At one table, six young and two middle-aged women riffled through the cards and picked out promising questions to discuss among themselves. The conversation was slow and tentative at first, but soon blossomed and grew to include topics like organ donation, advance directives, life insurance, assisted suicide, books (Me Before You, Being Mortal, and When Breath Becomes Air), burial and cremation, life and death of grandparents, the ideal age to die, how to publish an obituary in the newspaper, whether it’s better to die suddenly or with warning, how to bring up death with family members, wishes of the deceased vs. wishes of the survivors at memorial services, young people who act old, old people who act young, and how to be the latter.
The young participants were students in the DUSON Accelerated Bachelor of Science in Nursing (ABSN) program. As such, some of the conversation related to things they had observed in the hospital: encountering death in unexpected places like the maternity ward, or watching family members resist palliative care for their loved ones because they thought it meant giving in to death.

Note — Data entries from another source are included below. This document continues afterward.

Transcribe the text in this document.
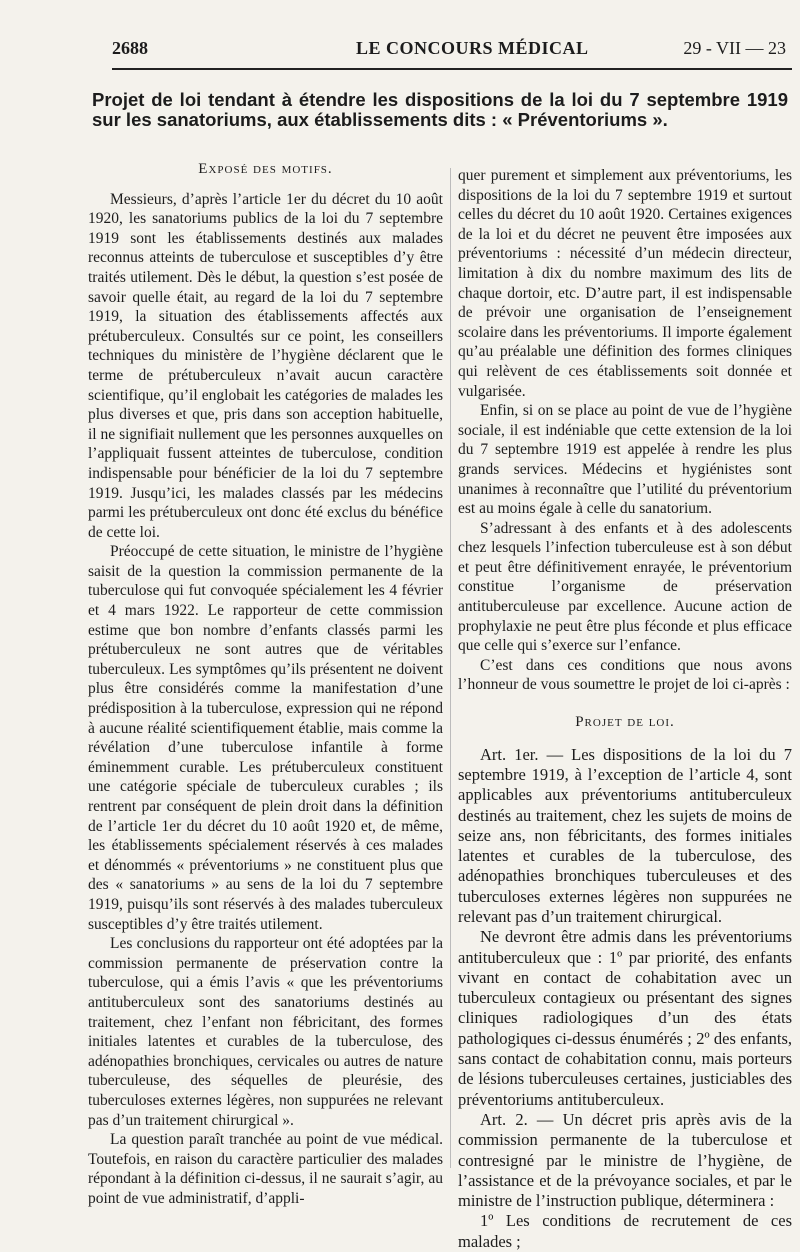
2688	LE CONCOURS MÉDICAL	29 - VII — 23
Projet de loi tendant à étendre les dispositions de la loi du 7 septembre 1919 sur les sanatoriums, aux établissements dits : « Préventoriums ».
Exposé des motifs.

Messieurs, d’après l’article 1er du décret du 10 août 1920, les sanatoriums publics de la loi du 7 septembre 1919 sont les établissements destinés aux malades reconnus atteints de tuberculose et susceptibles d’y être traités utilement. Dès le début, la question s’est posée de savoir quelle était, au regard de la loi du 7 septembre 1919, la situation des établissements affectés aux prétuberculeux. Consultés sur ce point, les conseillers techniques du ministère de l’hygiène déclarent que le terme de prétuberculeux n’avait aucun caractère scientifique, qu’il englobait les catégories de malades les plus diverses et que, pris dans son acception habituelle, il ne signifiait nullement que les personnes auxquelles on l’appliquait fussent atteintes de tuberculose, condition indispensable pour bénéficier de la loi du 7 septembre 1919. Jusqu’ici, les malades classés par les médecins parmi les prétuberculeux ont donc été exclus du bénéfice de cette loi.

Préoccupé de cette situation, le ministre de l’hygiène saisit de la question la commission permanente de la tuberculose qui fut convoquée spécialement les 4 février et 4 mars 1922. Le rapporteur de cette commission estime que bon nombre d’enfants classés parmi les prétuberculeux ne sont autres que de véritables tuberculeux. Les symptômes qu’ils présentent ne doivent plus être considérés comme la manifestation d’une prédisposition à la tuberculose, expression qui ne répond à aucune réalité scientifiquement établie, mais comme la révélation d’une tuberculose infantile à forme éminemment curable. Les prétuberculeux constituent une catégorie spéciale de tuberculeux curables ; ils rentrent par conséquent de plein droit dans la définition de l’article 1er du décret du 10 août 1920 et, de même, les établissements spécialement réservés à ces malades et dénommés « préventoriums » ne constituent plus que des « sanatoriums » au sens de la loi du 7 septembre 1919, puisqu’ils sont réservés à des malades tuberculeux susceptibles d’y être traités utilement.

Les conclusions du rapporteur ont été adoptées par la commission permanente de préservation contre la tuberculose, qui a émis l’avis « que les préventoriums antituberculeux sont des sanatoriums destinés au traitement, chez l’enfant non fébricitant, des formes initiales latentes et curables de la tuberculose, des adénopathies bronchiques, cervicales ou autres de nature tuberculeuse, des séquelles de pleurésie, des tuberculoses externes légères, non suppurées ne relevant pas d’un traitement chirurgical ».

La question paraît tranchée au point de vue médical. Toutefois, en raison du caractère particulier des malades répondant à la définition ci-dessus, il ne saurait s’agir, au point de vue administratif, d’appli-

quer purement et simplement aux préventoriums, les dispositions de la loi du 7 septembre 1919 et surtout celles du décret du 10 août 1920. Certaines exigences de la loi et du décret ne peuvent être imposées aux préventoriums : nécessité d’un médecin directeur, limitation à dix du nombre maximum des lits de chaque dortoir, etc. D’autre part, il est indispensable de prévoir une organisation de l’enseignement scolaire dans les préventoriums. Il importe également qu’au préalable une définition des formes cliniques qui relèvent de ces établissements soit donnée et vulgarisée.

Enfin, si on se place au point de vue de l’hygiène sociale, il est indéniable que cette extension de la loi du 7 septembre 1919 est appelée à rendre les plus grands services. Médecins et hygiénistes sont unanimes à reconnaître que l’utilité du préventorium est au moins égale à celle du sanatorium.

S’adressant à des enfants et à des adolescents chez lesquels l’infection tuberculeuse est à son début et peut être définitivement enrayée, le préventorium constitue l’organisme de préservation antituberculeuse par excellence. Aucune action de prophylaxie ne peut être plus féconde et plus efficace que celle qui s’exerce sur l’enfance.

C’est dans ces conditions que nous avons l’honneur de vous soumettre le projet de loi ci-après :

Projet de loi.

Art. 1er. — Les dispositions de la loi du 7 septembre 1919, à l’exception de l’article 4, sont applicables aux préventoriums antituberculeux destinés au traitement, chez les sujets de moins de seize ans, non fébricitants, des formes initiales latentes et curables de la tuberculose, des adénopathies bronchiques tuberculeuses et des tuberculoses externes légères non suppurées ne relevant pas d’un traitement chirurgical.

Ne devront être admis dans les préventoriums antituberculeux que : 1º par priorité, des enfants vivant en contact de cohabitation avec un tuberculeux contagieux ou présentant des signes cliniques radiologiques d’un des états pathologiques ci-dessus énumérés ; 2º des enfants, sans contact de cohabitation connu, mais porteurs de lésions tuberculeuses certaines, justiciables des préventoriums antituberculeux.

Art. 2. — Un décret pris après avis de la commission permanente de la tuberculose et contresigné par le ministre de l’hygiène, de l’assistance et de la prévoyance sociales, et par le ministre de l’instruction publique, déterminera :

1º Les conditions de recrutement de ces malades ;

There was also a lot of talk about how to process these experiences in a healthy way rather than burning out or becoming cynical.
The gathering, called a Death Café, was organized for students taking a class called “Gerontological Nursing: Caring for Older Adults and their Families,” but it was open to all in the Duke community.
Gerontological Nursing is taught by Jill Brennan-Cook, DNP, RN, CNE, assistant professor in the School of Nursing, Michael Cary, PhD, RN, associate professor in Nursing, and Deirdre Thornlow, PhD, RN, CPHQ, assistant professor in Nursing and senior fellow in the Duke Center for the Study of Aging.
The three call themselves “Team Gero,” and work so closely together that they tend to finish each other’s sentences.
“Students may not have had a lot of encounters with death so they are uncomfortable talking about that with families,” Cary says. “We give them this space to practice.”
Thornlow adds, “Talking about death and advance directives are conversations we want them to have with clients before it becomes an emergency.”
Team Gero has hosted several Death Cafés in the past. Death Café is an international organization (deathcafe.com) that encourages people to create opportunities for people to gather and discuss death.
“It always is really fun,” Brennan-Cook says. “It’s to get people to talk about death and appreciate their finite life here.”